Choice behavior supported model predictions. Simulated effects were mirrored by effects of variability in dopamine synthesis capacity (Fig. 2C), and of methylphenidate and sulpiride versus placebo (Fig. 2D). Formally, high effort selection was sensitive to both benefits (offer amount differences; $\beta =2.30$, $P=1.2\times {10}^{-9}$) and costs (load differences; $\beta =-1.07$, $P=2.2\times {10}^{-16}$). Critically, the effect of benefits increased with synthesis capacity ($\beta =0.65$, $P=0.0024$) and on methylphenidate ($\beta =1.34$, $P=0.0048$), while the effect of costs was attenuated on sulpiride ($\beta =0.24$, $P=0.036$). Participants also selected high-effort choices more often with higher dopamine synthesis capacity ($\beta =1.02$, $P=3.1\times {10}^{-4}$), and on methylphenidate ($\beta =1.75$, $P=0.0016$) versus placebo, but not reliably so for sulpiride ($\beta =0.46$, $P=0.12$). No other interactions or main effects were significant (all $P\ge 0.47$).

These results clearly implicate dopamine in choice but they do not uncover how decision- making is altered. Dopamine could increase attention to benefits versus costs. Alternatively, it could alter the impact of these attributes on choice without impacting attention itself. We thus tracked eye gaze to quantify attention to attributes and how it interacted with dopamine. Proportion gaze at an offer (either costs or benefits) strongly predicted offer selection, (Fig. 3B; $\beta =0.30$, $P=7.6\times {10}^{-6}$; cf. (27, 28)). However, gaze at benefits predicted steeper increases in hard-task selection than gaze at costs (gaze by dimension interaction:$\beta =0.41$, $P=1.1\times {10}^{-5}$).

Fig. 3.

Effect of gaze, value, and dopamine synthesis capacity on effort selection. A. Participants decided between offers with costs (N-back load) and benefits (Euros) separated in space. Dots indicate gaze at (yellow) and away from (red) offers. B. Gaze predicted high-effort selection, and more so with gaze at benefits-versus-costs. C—D. Proportional (cross-trial) gaze at the four information quadrants following offer onset and leading up to response. C. Early gaze (250—450ms following offer onset) indicated by grey shading. Boxes indicate time points at which participants gazed reliably more at either benefits or cost information (paired t-tests P < 0.05). D. Boxes indicate time points at which participants gazed reliably more at the selected offer (one-tailed paired t-tests, P < 0.05). All error bars reflect +/− SEM.

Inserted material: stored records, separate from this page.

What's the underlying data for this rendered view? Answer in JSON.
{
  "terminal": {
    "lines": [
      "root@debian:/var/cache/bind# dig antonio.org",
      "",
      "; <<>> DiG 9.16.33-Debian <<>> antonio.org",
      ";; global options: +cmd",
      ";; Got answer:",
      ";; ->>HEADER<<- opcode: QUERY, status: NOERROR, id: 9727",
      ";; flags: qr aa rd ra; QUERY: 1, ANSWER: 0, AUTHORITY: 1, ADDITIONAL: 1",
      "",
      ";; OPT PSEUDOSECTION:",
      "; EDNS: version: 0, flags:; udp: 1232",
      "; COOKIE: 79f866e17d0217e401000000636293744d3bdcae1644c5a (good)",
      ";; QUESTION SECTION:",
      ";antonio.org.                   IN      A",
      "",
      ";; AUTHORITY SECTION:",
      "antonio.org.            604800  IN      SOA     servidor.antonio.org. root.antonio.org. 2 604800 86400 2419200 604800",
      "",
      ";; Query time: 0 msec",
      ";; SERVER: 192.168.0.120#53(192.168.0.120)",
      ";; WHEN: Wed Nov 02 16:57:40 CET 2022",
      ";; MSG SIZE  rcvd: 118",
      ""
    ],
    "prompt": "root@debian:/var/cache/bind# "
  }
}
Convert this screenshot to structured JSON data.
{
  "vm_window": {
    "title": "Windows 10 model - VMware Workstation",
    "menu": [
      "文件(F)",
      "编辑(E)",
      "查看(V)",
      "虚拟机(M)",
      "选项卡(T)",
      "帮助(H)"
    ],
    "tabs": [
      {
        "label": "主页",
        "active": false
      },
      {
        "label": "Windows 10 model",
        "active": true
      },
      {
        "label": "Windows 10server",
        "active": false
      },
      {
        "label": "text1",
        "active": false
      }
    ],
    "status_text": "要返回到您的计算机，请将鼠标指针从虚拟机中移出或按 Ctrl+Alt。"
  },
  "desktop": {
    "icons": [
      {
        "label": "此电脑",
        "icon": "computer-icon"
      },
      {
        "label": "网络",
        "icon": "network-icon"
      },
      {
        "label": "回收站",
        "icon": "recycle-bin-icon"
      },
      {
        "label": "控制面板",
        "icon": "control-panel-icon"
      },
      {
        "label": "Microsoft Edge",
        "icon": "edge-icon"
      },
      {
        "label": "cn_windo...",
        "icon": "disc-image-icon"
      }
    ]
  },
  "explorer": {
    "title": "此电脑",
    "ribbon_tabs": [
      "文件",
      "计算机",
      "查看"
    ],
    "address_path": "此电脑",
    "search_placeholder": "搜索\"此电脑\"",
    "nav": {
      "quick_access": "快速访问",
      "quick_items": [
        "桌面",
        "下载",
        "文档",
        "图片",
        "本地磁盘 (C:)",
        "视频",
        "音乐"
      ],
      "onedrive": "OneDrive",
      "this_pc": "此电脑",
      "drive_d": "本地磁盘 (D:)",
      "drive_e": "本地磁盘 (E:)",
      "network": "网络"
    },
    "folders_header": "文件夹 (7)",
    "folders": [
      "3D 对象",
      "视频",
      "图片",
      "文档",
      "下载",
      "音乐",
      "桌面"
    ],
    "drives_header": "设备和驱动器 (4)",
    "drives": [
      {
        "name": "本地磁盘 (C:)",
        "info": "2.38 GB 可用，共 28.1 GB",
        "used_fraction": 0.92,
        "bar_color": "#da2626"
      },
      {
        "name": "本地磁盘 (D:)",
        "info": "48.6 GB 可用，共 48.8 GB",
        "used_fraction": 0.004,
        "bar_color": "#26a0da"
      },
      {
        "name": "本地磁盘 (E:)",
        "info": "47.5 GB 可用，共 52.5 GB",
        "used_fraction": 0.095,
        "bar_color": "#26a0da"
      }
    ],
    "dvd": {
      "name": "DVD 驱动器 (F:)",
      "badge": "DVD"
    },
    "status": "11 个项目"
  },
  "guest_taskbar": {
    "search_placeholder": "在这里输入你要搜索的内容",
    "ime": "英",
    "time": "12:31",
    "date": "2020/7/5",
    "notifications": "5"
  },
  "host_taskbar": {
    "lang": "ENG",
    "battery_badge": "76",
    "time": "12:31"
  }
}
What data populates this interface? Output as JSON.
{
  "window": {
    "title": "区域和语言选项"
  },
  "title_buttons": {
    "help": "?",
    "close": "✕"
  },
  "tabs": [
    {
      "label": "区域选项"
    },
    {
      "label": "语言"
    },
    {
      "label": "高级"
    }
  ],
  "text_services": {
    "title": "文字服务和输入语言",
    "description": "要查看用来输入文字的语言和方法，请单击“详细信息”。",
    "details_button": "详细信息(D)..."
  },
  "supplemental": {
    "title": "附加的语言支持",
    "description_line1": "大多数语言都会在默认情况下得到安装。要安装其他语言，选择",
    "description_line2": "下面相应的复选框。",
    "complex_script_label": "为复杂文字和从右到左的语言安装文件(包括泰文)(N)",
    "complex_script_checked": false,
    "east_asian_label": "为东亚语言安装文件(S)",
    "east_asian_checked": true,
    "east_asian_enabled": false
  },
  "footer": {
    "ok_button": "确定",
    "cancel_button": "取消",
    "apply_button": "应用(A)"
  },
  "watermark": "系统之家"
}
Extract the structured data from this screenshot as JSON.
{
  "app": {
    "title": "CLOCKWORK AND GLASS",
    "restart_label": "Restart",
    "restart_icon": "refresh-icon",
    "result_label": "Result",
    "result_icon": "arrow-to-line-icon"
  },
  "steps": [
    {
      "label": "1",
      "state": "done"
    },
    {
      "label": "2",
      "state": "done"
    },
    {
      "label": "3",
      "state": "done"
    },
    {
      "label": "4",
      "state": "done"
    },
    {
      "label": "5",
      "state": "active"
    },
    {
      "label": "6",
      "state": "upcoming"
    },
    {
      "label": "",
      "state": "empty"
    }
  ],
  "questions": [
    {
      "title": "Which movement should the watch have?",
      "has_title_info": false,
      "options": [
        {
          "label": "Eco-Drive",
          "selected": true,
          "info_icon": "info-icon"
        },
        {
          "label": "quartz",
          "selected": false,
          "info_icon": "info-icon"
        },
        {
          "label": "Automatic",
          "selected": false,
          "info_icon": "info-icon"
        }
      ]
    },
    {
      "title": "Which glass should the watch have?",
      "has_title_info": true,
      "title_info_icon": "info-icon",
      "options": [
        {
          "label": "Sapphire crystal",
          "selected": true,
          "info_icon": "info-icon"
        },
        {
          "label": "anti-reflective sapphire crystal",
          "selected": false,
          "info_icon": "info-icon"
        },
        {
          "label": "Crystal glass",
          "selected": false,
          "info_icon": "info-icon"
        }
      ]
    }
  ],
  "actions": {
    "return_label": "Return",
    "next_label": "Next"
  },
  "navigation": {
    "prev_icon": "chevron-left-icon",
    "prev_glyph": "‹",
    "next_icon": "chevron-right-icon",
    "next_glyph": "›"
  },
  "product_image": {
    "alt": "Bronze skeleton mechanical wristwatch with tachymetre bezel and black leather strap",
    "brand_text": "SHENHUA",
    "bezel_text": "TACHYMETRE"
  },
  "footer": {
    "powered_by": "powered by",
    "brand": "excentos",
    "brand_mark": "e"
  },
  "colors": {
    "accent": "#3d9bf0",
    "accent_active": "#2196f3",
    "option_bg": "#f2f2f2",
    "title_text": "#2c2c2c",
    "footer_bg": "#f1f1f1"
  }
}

Gaze patterns implicated dopamine in enhancing the impact of attention to benefits-versus-costs on the decision to engage in cognitive effort. Early in a trial, participants fixated benefits (of either offer) more than costs and this asymmetry was larger on trials in which they chose the high-effort option (choice effect: $\beta =0.41$, $P = 0.0017$; Fig. 3C). Moreover, this effect was stronger in participants with higher dopamine synthesis capacity (choice by synthesis capacity interaction: $\beta =0.37$, $P=0.0045$; top versus bottom row, Fig. 3C). For those with lower synthesis capacity, methylphenidate strengthened this relationship (interaction between drug, synthesis capacity, and choice: $\beta =-0.36$, $P=0.012$; though sulpiride did not: $\beta =-0.041$, $P=0.78$). Drugs and synthesis capacity did not impact gaze patterns themselves ($P\ge 0.10$ for main effects), indicating that dopamine did not alter attention to benefits, but rather strengthened the impact of attention to benefits-versus-costs on choice.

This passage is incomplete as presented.